A juventude de Hong Kong continua afluindo ao centro financeiro da cidade, que permanece ocupado. Na terça-feira os estudantes exigiram a renúncia do Chefe Executivo de Hong Kong (o governante nomeado por um colégio eleitoral) e deram um prazo de 24 horas para Leung Chun-ying.
Segundo Maio Tang, um estudante de 21 anos de idade, “é tarde demais para o governo [de Leung] para prestar contas ao povo, por isso queremos um novo”.Minutos antes do fim do prazo, meia-noite da quarta-feira, através de alto-falantes instalados especialmente para esse fim, Leung Chun-ying disse que não tinha intenção de deixar o cargo, mas que mandaria o secretário-chefe para se reunir com os manifestantes. A declaração do governante foi recebida com vaias estrondosas, mas significou um primeiro recuo do governo que, ante o aumento do número de manifestantes e o avanço de suas reivindicações, está semiparalisado.
A exigência de renúncia foi seguida por uma ameaça dos estudantes: a ocupação dos prédios da sede do governo, se não fossem atendidos. Leung advertiu-os de que haveria consequências graves se eles fizessem isso, mas preferiu abrir uma porta para o diálogo. Os estudantes, por sua vez, não tentaram atravessar as barreiras de proteção da sede do governo colocadas pela polícia após o fim do prazo, embora estejam preparados para enfrentar a repressão.
Há distribuição de toalhas para proteger os olhos até equipamentos caseiros, como escudos, para enfrentar a polícia. Também distribuem panfletos sobre o que fazer se alguém for preso, com um número de emergência para o aconselhamento jurídico. Claramente está surgindo uma direção de massas no calor do combate.
Leung, por sua vez, prepara-se para uma longa ocupação das ruas centrais e usa a tática do diálogo, evitando uma repressão mais dura, como ocorreu de maneira desastrosa nos primeiros dias do protesto. Já o governo central em Beijing, através do ministro das Relações Exteriores da China, que está em Washington, afirma que não vai tolerar “atos ilegais que violem a ordem pública”.
Ele também alertou aos governos estrangeiros que não interferissem em “assuntos internos da China”. Essas declarações, por si só, dão a dimensão da preocupação do governo chinês com esta onda de protestos, que é o maior desafio à ditadura do PCCh desde a revolta da Praça Tiananmen.
O maior desafio de Beijing
Não apenas pela ocupação do centro financeiro pelos estudantes e a exigência de eleições livres e diretas para o governo da cidade, o que, por si só, põe a ditadura chinesa de cabelos em pé. Mas agora o movimento exige a queda do governo, o que coloca a disputa pelo poder em questão.
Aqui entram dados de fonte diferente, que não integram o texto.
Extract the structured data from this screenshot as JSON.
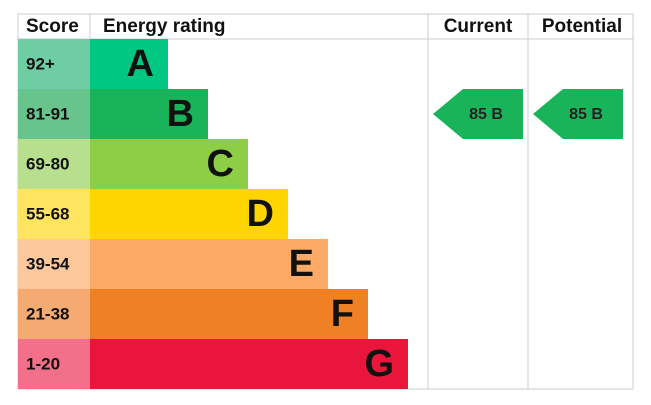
{
  "header": {
    "score": "Score",
    "rating": "Energy rating",
    "current": "Current",
    "potential": "Potential"
  },
  "rows": [
    {
      "score": "92+",
      "letter": "A"
    },
    {
      "score": "81-91",
      "letter": "B"
    },
    {
      "score": "69-80",
      "letter": "C"
    },
    {
      "score": "55-68",
      "letter": "D"
    },
    {
      "score": "39-54",
      "letter": "E"
    },
    {
      "score": "21-38",
      "letter": "F"
    },
    {
      "score": "1-20",
      "letter": "G"
    }
  ],
  "current": "85 B",
  "potential": "85 B"
}
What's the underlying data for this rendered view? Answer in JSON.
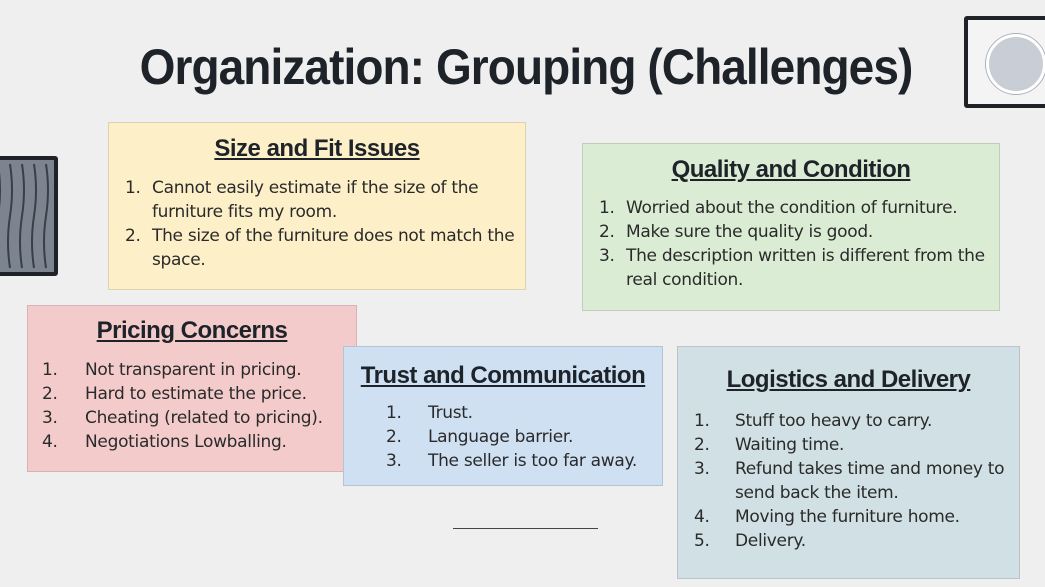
{
  "slide": {
    "title": "Organization: Grouping (Challenges)"
  },
  "cards": {
    "size": {
      "heading": "Size and Fit Issues",
      "color": "#fdf0c8",
      "items": [
        {
          "num": "1.",
          "text": "Cannot easily estimate if the size of the furniture fits my room."
        },
        {
          "num": "2.",
          "text": "The size of the furniture does not match the space."
        }
      ]
    },
    "quality": {
      "heading": "Quality and Condition",
      "color": "#dbecd4",
      "items": [
        {
          "num": "1.",
          "text": "Worried about the condition of furniture."
        },
        {
          "num": "2.",
          "text": "Make sure the quality is good."
        },
        {
          "num": "3.",
          "text": "The description written is different from the real condition."
        }
      ]
    },
    "pricing": {
      "heading": "Pricing Concerns",
      "color": "#f4cbcb",
      "items": [
        {
          "num": "1.",
          "text": "Not transparent in pricing."
        },
        {
          "num": "2.",
          "text": "Hard to estimate the price."
        },
        {
          "num": "3.",
          "text": "Cheating (related to pricing)."
        },
        {
          "num": "4.",
          "text": "Negotiations Lowballing."
        }
      ]
    },
    "trust": {
      "heading": "Trust and Communication",
      "color": "#cfe0f2",
      "items": [
        {
          "num": "1.",
          "text": "Trust."
        },
        {
          "num": "2.",
          "text": "Language barrier."
        },
        {
          "num": "3.",
          "text": "The seller is too far away."
        }
      ]
    },
    "logistics": {
      "heading": "Logistics and Delivery",
      "color": "#d1e0e4",
      "items": [
        {
          "num": "1.",
          "text": "Stuff too heavy to carry."
        },
        {
          "num": "2.",
          "text": "Waiting time."
        },
        {
          "num": "3.",
          "text": "Refund takes time and money to send back the item."
        },
        {
          "num": "4.",
          "text": "Moving the furniture home."
        },
        {
          "num": "5.",
          "text": "Delivery."
        }
      ]
    }
  },
  "decorations": {
    "left_frame": "striped-picture-frame-icon",
    "right_frame": "round-mirror-frame-icon"
  }
}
Além disso, a dinâmica do movimento pode se tornar incontrolável e alcançar setores de trabalhadores. O primeiro deles já se manifestou. O sindicato dos professores de Hong Kong emitiu uma nota de apoio assinada por cerca de 500 acadêmicos onde afirma que “o plano da China para permitir que alguns bilionários escolham quem vai governar Hong Kong é antidemocrático… Ele vai consolidar um sistema feudal corrupto onde oligarcas têm todo o poder e os trabalhadores são espremidos entre o custo de vida proibitivos e a ganância de uma pequena e poderosa elite”.
Essas primeiras notas de solidariedade podem ser convertidas em ação prática, com o início de greves de trabalhadores, o que colocaria o governo central em situação ainda mais delicada.
A luta por liberdade entra na China
O maior problema é que a continuidade do movimento em Hong Kong pode se espalhar para o resto da China e desafiar o poder não apenas em Hong Kong, mas também do Partido Comunista. E isso seria intolerável para a ditadura.
Por isso, a mídia controlada pelo governo (e só existe essa…) enche suas páginas de editoriais e notícias sobre os atos de vandalismo provocados pelos estudantes “fora da lei”, enquanto a internet é censurada e qualquer site que traga outros pontos de vista é tirado do ar.
Mas é impossível impedir isso completamente, principalmente pela língua e fronteiras comuns. Assim, nas regiões mais próximas a Hong Kong, cerca de duas dezenas de pessoas já foram detidas por expressar apoio aos protestos.
A polícia age rapidamente quando há o compartilhamento de artigos e fotografias sobre as manifestações. Aqueles que não foram detidos dizem que foram ameaçados de prisão se continuarem a divulgar notícias sobre os protestos.
Vários detidos participaram da campanha “Ficar careca por Hong Kong”, em que os participantes cortam seus cabelos e divulgam suas cabeças rapadas nas redes sociais em solidariedade.
São ações ainda tímidas e iniciais, mas que têm um potencial para ampliar o maior desafio que esta ditadura já sofreu desde 1989.